An interesting exercise is looking at the setup a team runs before such a platform. Let’s play through a scenario I see very often: Jenkins is used to script pipelines, maybe Gitlab. Terraform is used for Infrastructure as Code (IaC). The setup is running on Kubernetes, you’re utilizing Helm for app config management and ArgoCD to sync your cluster. State-of-the-art, one would assume. And yes, you need all of those tools, no questions asked. But just throwing this setup at developers doesn’t help them understand how their apps run in production. To the contrary. Letting your average developer spend time diving into your infra repositories to understand why this manifest is necessary to spin up a side-car proxy to get your Google Cloud SQL instance running is not only providing little value, it’s naive to assume anybody would ever do this. I’m talking about the average developer. There are those senior engineers in every team that want (and frankly need) any little detail. And if we keep stuff abstracted from them, that’s deadly. The key mistake we’re making: designing platforms for few experts, while leaving the rest without any context and dependent on others.
Because what actually happens is a pattern I’ve observed literally hundreds of times and we’ve even cached it as data as we analysed 1850 in a recent benchmarking study.
As developers get overwhelmed by the complexity of their setups, they stop trying to understand the context. Worst case, they go straight to the one senior developer who gets it to let her run all deployments, do all the config changes, do all the debugging. Liveness what? Horizontal pod auto-what? I call that “shadow operations”. Senior engineer is blocked, you are blocked, nobody wins. It’s not DevOps and it’s the case in a whopping 78,8% of cases. Do you think these developers know how their apps run in production? Really?
Not only do they not take the ownership to get their app from idea to prod, they slow down the entire herd. So what are the options? “Train your developers, if you don’t do that you are evil”. Yes, point taken, you should always do that. The reality is that your engineering manager is under pressure to deliver and she’s paid to provide business logic. She might eventually.
The path that Internal Developer Platforms and platform teams in general are taking is, in my opinion, by far the most sustainable. Simplify, yet provide context. Structure, yet embrace the unstructured. Match the ability and the preference of the developer with the right level of abstraction. Senior developer who wants to go low level? Let them go wild with Terraform and restrict the platform's job in this case to referencing the files so it’s well documented for the next engineer to look at. Junior who wants to deploy with confidence? Provide golden paths that they get the job done in self-service. Point them at the underlying Helm charts, YAML files and manifests to get the actual context of what’s happening under the hood.

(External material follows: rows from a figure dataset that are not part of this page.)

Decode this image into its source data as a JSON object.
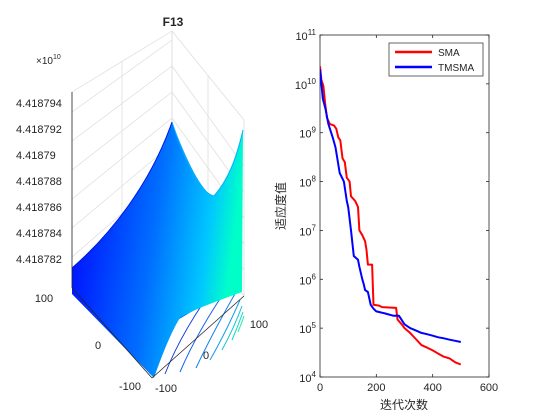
{
  "chart_data": [
    {
      "type": "surface",
      "title": "F13",
      "z_scale_label": "×10",
      "z_scale_exponent": "10",
      "z_ticks": [
        "4.418782",
        "4.418784",
        "4.418786",
        "4.418788",
        "4.41879",
        "4.418792",
        "4.418794"
      ],
      "x_ticks": [
        "-100",
        "0",
        "100"
      ],
      "y_ticks": [
        "-100",
        "0",
        "100"
      ],
      "colormap": [
        "#0000ff",
        "#0070ff",
        "#00c8ff",
        "#00ffc8"
      ],
      "contours": true
    },
    {
      "type": "line",
      "xlabel": "迭代次数",
      "ylabel": "适应度值",
      "xlim": [
        0,
        600
      ],
      "x_ticks": [
        "0",
        "200",
        "400",
        "600"
      ],
      "y_scale": "log",
      "ylim": [
        10000,
        100000000000
      ],
      "y_tick_exponents": [
        "4",
        "5",
        "6",
        "7",
        "8",
        "9",
        "10",
        "11"
      ],
      "y_tick_base": "10",
      "legend_position": "top-right",
      "series": [
        {
          "name": "SMA",
          "color": "#ff0000",
          "points": [
            [
              0,
              23000000000
            ],
            [
              5,
              12000000000
            ],
            [
              12,
              9000000000
            ],
            [
              18,
              4000000000
            ],
            [
              25,
              2000000000
            ],
            [
              35,
              1500000000
            ],
            [
              50,
              1400000000
            ],
            [
              58,
              1200000000
            ],
            [
              65,
              800000000
            ],
            [
              72,
              700000000
            ],
            [
              80,
              300000000
            ],
            [
              88,
              250000000
            ],
            [
              95,
              120000000
            ],
            [
              105,
              100000000
            ],
            [
              110,
              50000000
            ],
            [
              125,
              40000000
            ],
            [
              135,
              30000000
            ],
            [
              140,
              10000000
            ],
            [
              150,
              8000000
            ],
            [
              160,
              6000000
            ],
            [
              165,
              4000000
            ],
            [
              170,
              2000000
            ],
            [
              185,
              2000000
            ],
            [
              190,
              300000
            ],
            [
              210,
              290000
            ],
            [
              220,
              270000
            ],
            [
              270,
              260000
            ],
            [
              275,
              150000
            ],
            [
              290,
              120000
            ],
            [
              300,
              100000
            ],
            [
              320,
              80000
            ],
            [
              340,
              60000
            ],
            [
              360,
              45000
            ],
            [
              380,
              40000
            ],
            [
              400,
              35000
            ],
            [
              420,
              30000
            ],
            [
              440,
              26000
            ],
            [
              460,
              24000
            ],
            [
              480,
              20000
            ],
            [
              500,
              18000
            ]
          ]
        },
        {
          "name": "TMSMA",
          "color": "#0000ff",
          "points": [
            [
              0,
              20000000000
            ],
            [
              5,
              10000000000
            ],
            [
              10,
              5000000000
            ],
            [
              20,
              3000000000
            ],
            [
              30,
              1500000000
            ],
            [
              45,
              800000000
            ],
            [
              55,
              500000000
            ],
            [
              70,
              150000000
            ],
            [
              85,
              100000000
            ],
            [
              95,
              40000000
            ],
            [
              100,
              30000000
            ],
            [
              110,
              10000000
            ],
            [
              120,
              3000000
            ],
            [
              135,
              2500000
            ],
            [
              140,
              1800000
            ],
            [
              150,
              1000000
            ],
            [
              155,
              800000
            ],
            [
              160,
              600000
            ],
            [
              170,
              550000
            ],
            [
              180,
              300000
            ],
            [
              190,
              250000
            ],
            [
              200,
              220000
            ],
            [
              215,
              210000
            ],
            [
              230,
              200000
            ],
            [
              260,
              180000
            ],
            [
              280,
              180000
            ],
            [
              300,
              120000
            ],
            [
              320,
              100000
            ],
            [
              340,
              90000
            ],
            [
              360,
              80000
            ],
            [
              380,
              75000
            ],
            [
              400,
              70000
            ],
            [
              420,
              65000
            ],
            [
              440,
              62000
            ],
            [
              460,
              58000
            ],
            [
              480,
              55000
            ],
            [
              500,
              52000
            ]
          ]
        }
      ]
    }
  ]
}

With Humanitec, as an example, developers can change the underlying baseline charts or simply use Helm charts for their respective service. They can use Terraform, Pulumi, Cloudformation or else to get the exact networking configs they require. And for app configs, a good old Helm chart might do the job for them:
But to make sure every developer can operate everything, golden paths help everybody run even the most complex deployments by surfacing which environment variable connects to what resource, making sure a test DB never points at a production workload and providing transparent guardrails. So the developer might want to visualize the (exact same) chart maybe in a more structured way:
Both approaches end up creating a full representation as code sitting in your repository. One leads to most developers just executing files they don’t really understand, the latter helps everybody gain context. But both approaches work in tandem. And they form a sustainable setup to meet the individual preferences of each team member.
Only self-service, paired with the ability to go deep at will, lead to a sustainable, well scaling and productive toolchain. Internal Developer Platforms bridge both worlds. Context all the way, paired with the right level of abstraction for the individual preference of the contributor. All for an informed, healthy and productive engineering team.